Crucial for the development of a PV market are, besides appropriate funding and good solar irradiation, clear permitting procedures. In the member states of the European Union a multitude of permitting procedures exist such as building permits, grid connection and electricity production licenses, environmental impact and spatial planning assessments. However, complicated, costly and long permitting procedures unsettle project developers, and consume time and money. Consequently, bureaucratic burden should be reduced and permitting procedures rationalized such as in Portugal, where the grid connection process for residential PV systems is simplified to an online grid connection request to the ministry of energy and geology. The ministry forwards the request to the grid operator, who verifies the grid capacity and further technical requirements. Usually, within 10 to 14 days the process is handled.55

There are two options of financing the grid connection. First, the electricity producer has to bear the costs of the grid connection as well as reinforcement and extension (deep cost approach) resulting in higher cost and risk for the project developer. However, the additional costs by a specific plant are difficult to quantify.
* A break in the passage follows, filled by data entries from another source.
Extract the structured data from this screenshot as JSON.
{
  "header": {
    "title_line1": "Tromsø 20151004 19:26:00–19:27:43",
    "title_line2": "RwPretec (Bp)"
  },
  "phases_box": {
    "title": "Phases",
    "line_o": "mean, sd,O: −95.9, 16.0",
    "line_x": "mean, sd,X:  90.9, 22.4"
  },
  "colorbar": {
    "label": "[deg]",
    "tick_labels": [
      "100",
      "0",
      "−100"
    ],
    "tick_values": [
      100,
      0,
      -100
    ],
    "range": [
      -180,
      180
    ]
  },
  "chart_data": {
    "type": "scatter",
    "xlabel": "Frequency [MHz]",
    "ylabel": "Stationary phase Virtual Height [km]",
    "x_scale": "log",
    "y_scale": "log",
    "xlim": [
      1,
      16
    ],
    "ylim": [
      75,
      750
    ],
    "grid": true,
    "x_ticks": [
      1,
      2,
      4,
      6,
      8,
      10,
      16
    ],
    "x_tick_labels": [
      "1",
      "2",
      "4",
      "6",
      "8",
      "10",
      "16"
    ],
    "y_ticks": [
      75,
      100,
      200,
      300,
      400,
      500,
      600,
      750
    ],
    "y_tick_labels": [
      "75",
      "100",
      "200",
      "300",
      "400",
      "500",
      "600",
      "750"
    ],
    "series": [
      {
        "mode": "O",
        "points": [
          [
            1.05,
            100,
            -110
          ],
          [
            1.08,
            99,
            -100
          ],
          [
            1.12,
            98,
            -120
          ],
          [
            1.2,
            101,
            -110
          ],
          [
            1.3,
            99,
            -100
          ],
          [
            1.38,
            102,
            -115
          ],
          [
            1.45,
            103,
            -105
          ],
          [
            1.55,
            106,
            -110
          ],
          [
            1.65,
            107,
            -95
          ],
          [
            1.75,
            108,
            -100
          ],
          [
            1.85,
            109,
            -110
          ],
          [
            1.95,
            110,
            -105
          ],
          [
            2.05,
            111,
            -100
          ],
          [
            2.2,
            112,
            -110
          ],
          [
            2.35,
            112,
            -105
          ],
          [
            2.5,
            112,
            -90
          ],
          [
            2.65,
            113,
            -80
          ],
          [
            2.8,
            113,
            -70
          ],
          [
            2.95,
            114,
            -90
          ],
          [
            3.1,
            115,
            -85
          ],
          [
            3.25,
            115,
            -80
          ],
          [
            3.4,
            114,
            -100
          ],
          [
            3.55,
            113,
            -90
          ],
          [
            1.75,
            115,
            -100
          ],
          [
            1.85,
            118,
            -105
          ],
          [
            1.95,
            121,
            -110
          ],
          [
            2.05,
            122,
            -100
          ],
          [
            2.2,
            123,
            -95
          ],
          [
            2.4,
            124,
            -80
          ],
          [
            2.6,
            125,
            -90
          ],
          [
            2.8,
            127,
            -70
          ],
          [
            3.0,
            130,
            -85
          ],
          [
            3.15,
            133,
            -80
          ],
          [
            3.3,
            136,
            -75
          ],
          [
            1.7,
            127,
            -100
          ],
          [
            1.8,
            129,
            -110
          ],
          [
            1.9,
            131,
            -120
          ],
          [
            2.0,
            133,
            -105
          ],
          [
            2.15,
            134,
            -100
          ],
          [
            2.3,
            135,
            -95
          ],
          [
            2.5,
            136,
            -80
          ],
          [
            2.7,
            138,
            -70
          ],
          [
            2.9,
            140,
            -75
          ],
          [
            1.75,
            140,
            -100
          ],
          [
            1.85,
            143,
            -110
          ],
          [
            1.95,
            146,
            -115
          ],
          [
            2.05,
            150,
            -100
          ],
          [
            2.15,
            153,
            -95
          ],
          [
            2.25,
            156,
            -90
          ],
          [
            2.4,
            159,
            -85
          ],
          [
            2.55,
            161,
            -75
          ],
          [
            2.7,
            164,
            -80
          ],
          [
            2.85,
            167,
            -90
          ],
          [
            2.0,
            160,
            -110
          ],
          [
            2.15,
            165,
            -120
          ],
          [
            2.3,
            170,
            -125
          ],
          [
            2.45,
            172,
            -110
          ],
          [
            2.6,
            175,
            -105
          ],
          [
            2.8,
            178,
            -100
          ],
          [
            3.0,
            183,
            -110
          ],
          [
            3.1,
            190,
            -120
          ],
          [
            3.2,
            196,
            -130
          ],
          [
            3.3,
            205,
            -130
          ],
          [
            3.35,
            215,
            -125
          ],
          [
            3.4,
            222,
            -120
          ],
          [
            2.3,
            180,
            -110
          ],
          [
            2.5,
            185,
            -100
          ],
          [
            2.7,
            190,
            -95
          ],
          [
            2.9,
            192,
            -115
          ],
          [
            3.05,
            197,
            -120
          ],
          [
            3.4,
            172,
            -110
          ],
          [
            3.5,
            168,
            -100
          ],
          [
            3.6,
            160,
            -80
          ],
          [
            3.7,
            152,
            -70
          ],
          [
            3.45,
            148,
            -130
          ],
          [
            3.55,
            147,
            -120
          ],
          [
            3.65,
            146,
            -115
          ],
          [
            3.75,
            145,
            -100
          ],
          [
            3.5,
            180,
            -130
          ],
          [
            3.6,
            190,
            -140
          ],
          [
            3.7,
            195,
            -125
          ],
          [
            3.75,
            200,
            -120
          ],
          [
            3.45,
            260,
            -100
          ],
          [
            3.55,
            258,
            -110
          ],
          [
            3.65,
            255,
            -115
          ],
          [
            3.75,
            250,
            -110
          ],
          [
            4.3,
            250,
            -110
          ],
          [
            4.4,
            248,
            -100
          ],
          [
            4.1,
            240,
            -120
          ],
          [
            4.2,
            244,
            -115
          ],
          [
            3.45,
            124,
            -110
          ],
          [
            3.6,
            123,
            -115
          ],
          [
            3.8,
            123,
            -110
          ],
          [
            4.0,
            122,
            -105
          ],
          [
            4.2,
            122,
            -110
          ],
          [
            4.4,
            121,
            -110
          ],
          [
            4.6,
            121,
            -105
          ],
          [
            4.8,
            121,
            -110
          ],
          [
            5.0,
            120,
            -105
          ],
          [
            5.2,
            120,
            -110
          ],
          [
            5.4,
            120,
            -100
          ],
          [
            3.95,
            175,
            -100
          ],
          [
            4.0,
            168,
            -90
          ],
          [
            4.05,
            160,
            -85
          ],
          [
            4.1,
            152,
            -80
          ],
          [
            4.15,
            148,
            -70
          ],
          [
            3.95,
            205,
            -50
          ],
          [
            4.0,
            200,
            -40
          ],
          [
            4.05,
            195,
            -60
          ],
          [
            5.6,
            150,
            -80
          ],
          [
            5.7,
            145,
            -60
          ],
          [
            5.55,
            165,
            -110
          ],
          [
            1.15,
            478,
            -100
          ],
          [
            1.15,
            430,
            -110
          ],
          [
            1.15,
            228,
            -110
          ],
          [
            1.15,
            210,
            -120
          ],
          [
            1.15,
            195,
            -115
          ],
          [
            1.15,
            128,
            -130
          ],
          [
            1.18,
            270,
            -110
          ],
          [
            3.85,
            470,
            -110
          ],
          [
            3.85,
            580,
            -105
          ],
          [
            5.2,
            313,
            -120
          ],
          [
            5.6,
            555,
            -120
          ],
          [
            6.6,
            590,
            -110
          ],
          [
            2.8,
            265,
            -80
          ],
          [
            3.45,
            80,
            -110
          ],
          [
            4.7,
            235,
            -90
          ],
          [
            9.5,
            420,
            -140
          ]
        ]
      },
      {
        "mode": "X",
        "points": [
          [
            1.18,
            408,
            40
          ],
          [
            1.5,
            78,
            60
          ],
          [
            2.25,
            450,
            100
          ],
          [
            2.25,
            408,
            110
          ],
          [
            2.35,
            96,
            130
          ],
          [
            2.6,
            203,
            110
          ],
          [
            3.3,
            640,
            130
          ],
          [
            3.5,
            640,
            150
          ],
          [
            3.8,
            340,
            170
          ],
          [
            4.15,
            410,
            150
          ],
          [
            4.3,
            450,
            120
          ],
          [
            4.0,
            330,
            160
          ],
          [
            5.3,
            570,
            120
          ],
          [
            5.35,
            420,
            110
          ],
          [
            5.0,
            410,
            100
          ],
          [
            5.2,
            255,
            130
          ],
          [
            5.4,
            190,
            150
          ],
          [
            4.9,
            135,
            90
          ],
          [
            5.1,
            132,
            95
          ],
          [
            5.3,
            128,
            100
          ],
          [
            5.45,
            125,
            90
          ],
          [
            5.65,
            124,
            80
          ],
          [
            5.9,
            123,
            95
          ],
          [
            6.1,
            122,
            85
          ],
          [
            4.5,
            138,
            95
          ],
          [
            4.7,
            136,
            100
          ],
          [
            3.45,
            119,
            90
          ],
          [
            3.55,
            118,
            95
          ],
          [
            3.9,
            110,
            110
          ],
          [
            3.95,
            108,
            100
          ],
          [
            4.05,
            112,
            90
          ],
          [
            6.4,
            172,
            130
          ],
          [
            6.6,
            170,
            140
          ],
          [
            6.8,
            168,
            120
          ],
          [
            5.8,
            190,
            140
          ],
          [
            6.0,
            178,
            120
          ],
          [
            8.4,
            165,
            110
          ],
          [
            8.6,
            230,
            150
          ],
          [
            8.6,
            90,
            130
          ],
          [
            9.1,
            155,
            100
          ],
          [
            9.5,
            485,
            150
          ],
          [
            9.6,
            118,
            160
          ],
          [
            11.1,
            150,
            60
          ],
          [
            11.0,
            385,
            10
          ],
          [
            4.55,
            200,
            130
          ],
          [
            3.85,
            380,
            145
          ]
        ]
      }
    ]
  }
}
Second, in the shallow cost approach, a PV developer only has to cover grid connection costs. Reinforcement and expansion of the grid has to be covered by the grid operator and the costs are shared among all consumers by grid usage fees. 56

53 ZSW, Fraunhofer IWES, Bosch & Partner, GfK: Vorbereitung und Begleitung der Erstellung des Erfahrungsberichtes 2014 – Vorhaben IIc Solare Strahlungsenergie – Endbericht, Juli 2014. 54 The European Photovoltaic Industry Association (EPIA): Retrospective measure at national level and their impact on the photovoltaic sector, 2013. 55 PV legal. Reduction of bureaucratic barriers for successful PV development in Europe, final report. 2012 56 PV legal. Reduction of bureaucratic barriers for successful PV development in Europe, final report. 2012.